Sonate Nr. 1, erster Satz (Real Player; 2'19")Bei den Klassikern waren die ersten Takte einer Sonate von besonderer Bedeutung: Thema und Harmonie, die in der Exposition dominieren, sind das Material, das sozusagen den Zement des Werks ausmacht. Wenn zwei Jahrhunderte später Alfred Schnittke bei seiner ersten Sonate nicht von dieser Regel abweicht, dann tut er das nicht, weil er das erfolgreiche Konzept dieser Musikform eins zu eins zu übernehmen will. Denn es hat wenig Sinn, sie auf ihre rein formale Dimension reduzieren zu wollen. Es sind andere Aspekte, die das Wesen einer Sonate ausmachen: Ausdruck und Suggestivkraft.
Es beginnt mit ein paar Klaviertönen in Folge. Die Melodie könnte tonal sein, wenn sie nicht sofort ausbrechen würde. Eine einzige Note bewirkte diese abrupte Flucht. Doch nun scheint das Klavier seinen Weg zu suchen. Es bewegt sich um Kreise, der Klang wird zorniger. Dann öffnet sich etwas, ein Raum, der Ruhe ausstrahlt, gefüllt mit großzügigen Basstönen und mysteriösen Akkorden.

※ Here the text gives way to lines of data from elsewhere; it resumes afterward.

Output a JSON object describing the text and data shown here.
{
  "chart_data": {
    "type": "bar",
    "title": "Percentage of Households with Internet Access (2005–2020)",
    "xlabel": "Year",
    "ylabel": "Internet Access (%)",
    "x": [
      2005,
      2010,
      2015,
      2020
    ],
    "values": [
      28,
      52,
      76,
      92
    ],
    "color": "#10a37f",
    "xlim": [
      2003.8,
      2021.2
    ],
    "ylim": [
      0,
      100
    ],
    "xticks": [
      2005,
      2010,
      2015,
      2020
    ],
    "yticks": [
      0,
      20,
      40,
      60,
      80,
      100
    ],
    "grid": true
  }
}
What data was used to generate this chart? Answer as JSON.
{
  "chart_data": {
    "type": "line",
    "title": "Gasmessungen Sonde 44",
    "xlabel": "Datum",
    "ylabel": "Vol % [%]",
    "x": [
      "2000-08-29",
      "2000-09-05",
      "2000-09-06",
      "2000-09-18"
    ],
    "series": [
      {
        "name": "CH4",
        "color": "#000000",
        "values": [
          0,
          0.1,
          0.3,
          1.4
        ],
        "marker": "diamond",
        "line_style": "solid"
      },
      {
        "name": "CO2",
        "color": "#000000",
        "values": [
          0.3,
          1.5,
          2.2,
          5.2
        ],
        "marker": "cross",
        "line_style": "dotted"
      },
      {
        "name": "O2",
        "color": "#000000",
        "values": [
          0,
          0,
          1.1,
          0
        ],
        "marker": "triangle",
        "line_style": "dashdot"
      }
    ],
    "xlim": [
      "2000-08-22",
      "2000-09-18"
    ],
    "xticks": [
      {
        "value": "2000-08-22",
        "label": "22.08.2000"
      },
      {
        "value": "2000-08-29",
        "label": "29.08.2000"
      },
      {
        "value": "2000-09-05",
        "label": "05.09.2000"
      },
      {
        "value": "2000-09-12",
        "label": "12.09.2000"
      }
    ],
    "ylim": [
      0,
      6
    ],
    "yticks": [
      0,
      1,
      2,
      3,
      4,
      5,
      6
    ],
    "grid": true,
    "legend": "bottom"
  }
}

In der Musik hat das Ende der Tonalität neue poetische Formen entstehen lassen. Die Grenzen haben sich verwischt. Die Kathedralen, die gestern noch standen, liegen in Trümmern, ein unendlich tiefer Abgrund tut sich auf. An die Stelle der alten Welt mit ihren ästhetischen Regeln scheint eine große Leere getreten zu sein. In der Musik von Schnittke gibt es sehr wohl tonale Reminiszensen. Doch sie treten schemenhaft auf, erinnern an ein Phantom, von dem nur noch Schatten bleiben.
Igor Tchetuev verfügt über eine sehr beeindruckende Farbpalette und sichere Technik. Doch was am meisten auffällt, sind seine einzigartige Präsenz und die große Ausdruckskraft seines Spiels. Beste Voraussetzungen also für die Interpretation der Schnittke-Sonaten.